Dépolluer le revêtement

Cela peut sembler surprenant, mais même lorsqu’aucune voiture ne les emprunte, nos routes polluent. C’est vrai lors de leur construction car, entre la production des enrobés et leur déploiement à l’aide des centrales de fabrication des chantiers, la conception d’une route est une succession d’opérations fortement émettrices en gaz à effet de serre, comme le signale l’Autorité de régulation des Transports dans son rapport consacré à l’économie des concessions autoroutières. Mais c’est aussi vrai sur la durée : en effet, une étude menée par un chercheur de l’université de Yale a démontré que le bitume était à l’origine de l’émanation de divers polluants. Pour toutes ces raisons, plusieurs entreprises proposent des alternatives plus écologiques.
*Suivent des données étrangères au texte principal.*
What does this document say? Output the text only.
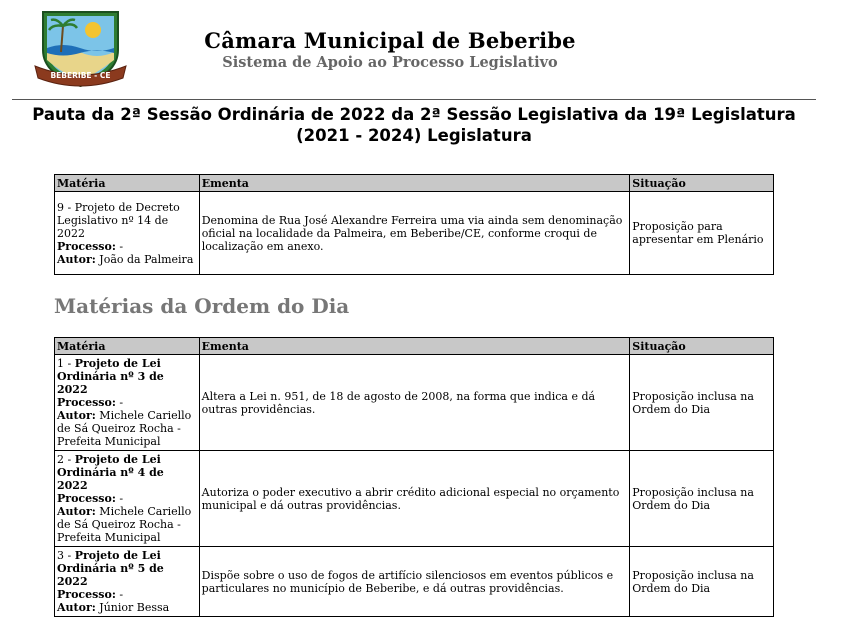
BEBERIBE - CE
Câmara Municipal de Beberibe
Sistema de Apoio ao Processo Legislativo
Pauta da 2ª Sessão Ordinária de 2022 da 2ª Sessão Legislativa da 19ª Legislatura (2021 - 2024) Legislatura
Matéria	Ementa	Situação
9 - Projeto de Decreto Legislativo nº 14 de 2022
Processo: -
Autor: João da Palmeira	Denomina de Rua José Alexandre Ferreira uma via ainda sem denominação oficial na localidade da Palmeira, em Beberibe/CE, conforme croqui de localização em anexo.	Proposição para apresentar em Plenário
Matérias da Ordem do Dia
Matéria	Ementa	Situação
1 - Projeto de Lei Ordinária nº 3 de 2022
Processo: -
Autor: Michele Cariello de Sá Queiroz Rocha - Prefeita Municipal	Altera a Lei n. 951, de 18 de agosto de 2008, na forma que indica e dá outras providências.	Proposição inclusa na Ordem do Dia
2 - Projeto de Lei Ordinária nº 4 de 2022
Processo: -
Autor: Michele Cariello de Sá Queiroz Rocha - Prefeita Municipal	Autoriza o poder executivo a abrir crédito adicional especial no orçamento municipal e dá outras providências.	Proposição inclusa na Ordem do Dia
3 - Projeto de Lei Ordinária nº 5 de 2022
Processo: -
Autor: Júnior Bessa	Dispõe sobre o uso de fogos de artifício silenciosos em eventos públicos e particulares no município de Beberibe, e dá outras providências.	Proposição inclusa na Ordem do Dia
C’est le cas, par exemple de Colas, qui a mis au point un liant végétal pouvant se substituer au bitume baptisé Végécol. Grâce à ses propriétés physiques et mécaniques, il permet de fabriquer et d’appliquer les enrobés à une température inférieure de 40°C par rapport à des enrobés classiques. Le gain est donc double : énergétique et environnemental. Dans le même ordre d’idée, le groupe Eiffage a mis au point Biophalt, un enrobé à l’empreinte carbone neutre conçu avec 40% d’agrégats recyclés et d’un liant végétal. Cet asphalte plus écologique est testé depuis le mois de septembre sur une portion de 260 mètres de la RN205 qui relie l’A40 au tunnel du Mont-Blanc. De son côté, Eurovia a mis au point le premier enrobé 100% recyclé. Une véritable prouesse technique, quand on sait qu’en moyenne le taux d’incorporation d’agrégats recyclés n’est que de 18%, qui permet de réduire les émissions de gaz à effet de serre de 50%. Mais l’avenir est peut-être aux routes capables de produire de l’énergie, comme la route solaire Wattway et la route à énergie positive Power Road, ou encore à l’autoroute électrique.

Optimiser la conception

Tous les chantiers de grande ampleur – et la construction d’une autoroute en est assurément un – sont d’énormes émetteurs en gaz à effet de serre. La marge de progrès en la matière est donc immense, et ce progrès pourrait bien résider dans une méthode révolutionnaire : le BIM pour Building information modeling, que l’on peut traduire par Modélisation des informations du bâtiment. Le BIM est un ensemble de processus et de méthodes de travail innovants qui sont mis en œuvre tout au long de la conception, de la construction et de l’utilisation d’un bâtiment ou d’un ouvrage. Il s’appuie notamment sur des outils collaboratifs, dont une maquette numérique paramétrique 3D qui permet d’améliorer la communication entre les acteurs du projet, de fiabiliser la conception et la construction des ouvrages, puis d’en faciliter l’exploitation grâce à la mise à disposition et à la structuration d’un ensemble très important de données. C’est cette méthode encore assez peu répandue qui a été utilisée dans le cadre du projet d’élargissement de l’autoroute A10 au Nord d’Orléans. L’optimisation d’un tel projet dès la phase de conception, et notamment l’utilisation du BIM 6D qui traite tout ce qui concerne le développement durable sur un chantier, a un énorme impact sur la réduction des émissions de gaz à effet de serre, puisqu’elle peut aller jusqu’à 85% sur toute la durée de vie du projet.

Les leviers permettant de décarboner la route sont multiples. C’est l’un des enjeux du plan de relance, qui ne doit pas oublier ce secteur essentiel pour la compétitivité de l’économie et la performance environnementale du pays.